Перед тем, как сесть в вагон для поездки сюда, в Харьков, я разговаривал с нашим московским командующим, Ник. Иван. Мураловым, которого многие из вас знают, как старого партийца, о том, как воспринимает красноармеец положение в связи с болезнью Ленина. Муралов мне сказал: в первый момент весть подействовала, как удар молнии, все откинулись, а затем задумались больше и глубже о Ленине… Да, товарищи, беспартийный красноармеец задумался теперь по-своему, но очень глубоко о роли личности в истории, о том, что мы, люди старшего поколения, когда были гимназистиками, студентиками или молодыми рабочими изучали по книжкам, в тюрьмах, на каторге, в ссылке, размышляли и спорили об отношении «героя» и «толпы», субъективного фактора и объективных условий и пр. и пр.

И вот ныне, в 1923 г., наш молодой красноармеец конкретно задумался об этих вопросах сотнями тысяч умов, а с ним вместе задумался всероссийский, всеукраинский и всякий иной крестьянин сотней миллионов умов о роли личности Ленина в истории.
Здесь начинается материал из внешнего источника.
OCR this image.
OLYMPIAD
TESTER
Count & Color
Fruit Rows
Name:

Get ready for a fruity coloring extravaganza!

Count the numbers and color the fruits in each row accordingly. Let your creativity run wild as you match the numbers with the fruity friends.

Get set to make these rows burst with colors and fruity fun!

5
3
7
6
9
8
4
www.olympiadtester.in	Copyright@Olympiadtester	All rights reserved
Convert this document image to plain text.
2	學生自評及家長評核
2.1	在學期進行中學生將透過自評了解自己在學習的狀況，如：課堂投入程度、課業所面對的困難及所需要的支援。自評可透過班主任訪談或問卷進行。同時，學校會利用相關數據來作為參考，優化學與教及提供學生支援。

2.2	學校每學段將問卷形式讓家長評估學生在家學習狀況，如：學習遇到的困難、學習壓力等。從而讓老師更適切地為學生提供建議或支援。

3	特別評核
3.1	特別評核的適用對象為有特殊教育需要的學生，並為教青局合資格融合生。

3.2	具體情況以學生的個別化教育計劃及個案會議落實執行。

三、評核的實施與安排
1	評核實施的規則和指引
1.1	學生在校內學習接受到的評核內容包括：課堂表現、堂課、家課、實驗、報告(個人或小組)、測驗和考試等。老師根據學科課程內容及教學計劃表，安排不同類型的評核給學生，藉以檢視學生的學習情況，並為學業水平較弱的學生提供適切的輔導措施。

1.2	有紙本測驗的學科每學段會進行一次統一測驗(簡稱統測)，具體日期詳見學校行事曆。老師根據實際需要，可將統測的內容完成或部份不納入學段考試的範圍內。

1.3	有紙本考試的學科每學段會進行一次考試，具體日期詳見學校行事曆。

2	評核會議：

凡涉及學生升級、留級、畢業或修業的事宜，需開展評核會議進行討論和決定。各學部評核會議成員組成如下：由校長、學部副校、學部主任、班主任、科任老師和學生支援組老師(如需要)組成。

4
А как же отвечают наши политруки, наши комиссары, секретари ячеек? Они отвечают так: Ленин — гений, гений рождается раз в века, а гениев — вождей рабочего класса, их два только насчитывает мировая история: Маркс и Ленин. Создать гения нельзя даже и по постановлению могущественнейшей и дисциплинированной партии, но попытаться в наивысшей мере, какая достижима, заменить его во время его отсутствия можно: удвоением коллективных усилий. Вот теория личности и класса, которую в популярной форме наши политруки излагают беспартийному красноармейцу. И это правильная теория: Ленин сейчас не работает, — мы должны работать вдвое дружнее, глядеть на опасности вдвое зорче, предохранить от них революцию вдвое настойчивее, использовать возможности строительства вдвое упорнее. И мы это сделаем все: от членов ЦК до беспартийного красноармейца…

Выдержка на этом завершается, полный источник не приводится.